While I sit here tonight, exhausted but running it all back through my mind, words seem so inadequate to express the great gratitude I have.  I am SO thankful that my son is OK (though, if you see him on a leash, don't be surprised!)!  And, I am thankful for the amazing and very humbling display of the great blessings of people who surround us here!

Sunday, November 16, 2014

Inside Out

I am an introvert.  I am an internal processor.  I'm convinced that is one of the things that keeps from doing well at actually blogging because I either mull things over in my head at length and feel that it is just so much extra work then to write them down, or I try to discipline myself to just write and not self-edit or analyze as I go, but then I am plagued by analyzing it over and over again after it is "out there."

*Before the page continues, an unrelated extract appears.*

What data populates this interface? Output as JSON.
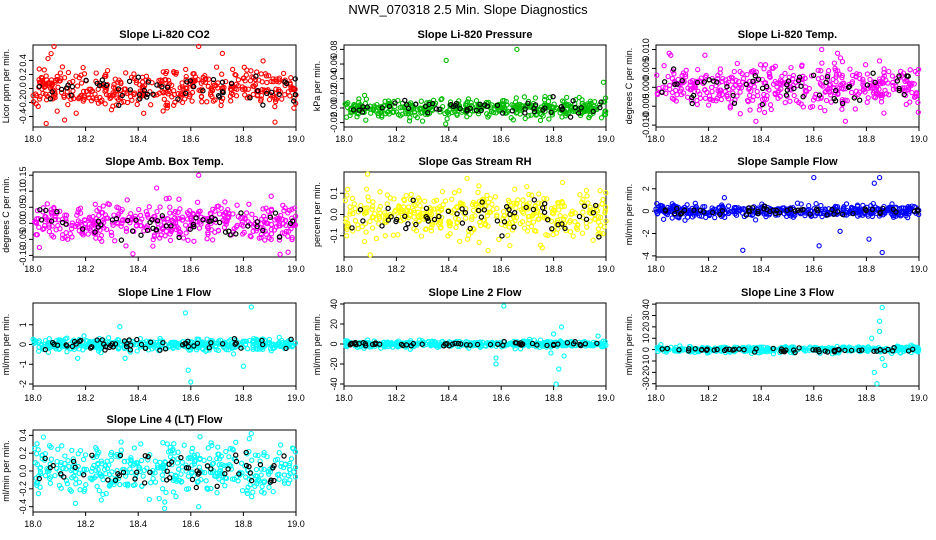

It is also one of the things that haunts me about my conversations in life as well.  It might be easier and fit better if I was quiet or shy because then I would be in my comfort zone of processing everything internally and only occasionally sharing the results of such processes.  But, somehow, I ended up being a talkative introvert.  An internal processor who likes to talk.  What a weird combo!  I think I try to connect with people by talking a lot.  Perhaps it is my actual lack of social prowess that then just comes awkwardly spilling out in an attempt to be "normal."  I don't know.  But, I find myself at the end of so many days, analyzing my conversations from the day and wondering why on earth I don't just keep my mouth closed more.  Tell me I'm not the only one who looks back on conversations and thinks, "Did I really repeat myself 6 times in the stretch of 3 minutes?!  Did I really tell that story to them?!  Why on earth did I talk so much and say so little of consequence?!  That was a ridiculously bad attempt at a joke!"  And on and on it circles through my mind.  Processing.  Analyzing.  So uncomfortable at my attempts to skip my internal processing mode and just roll with conversations in real time.

I keep praying that I will learn to talk less to save a bit on my analysis efforts at the end of the day and actually feel comfortable in my introverted skin.

And, now, I shall hit publish and add this to my long list of things to mull over for hours tonight instead of falling asleep.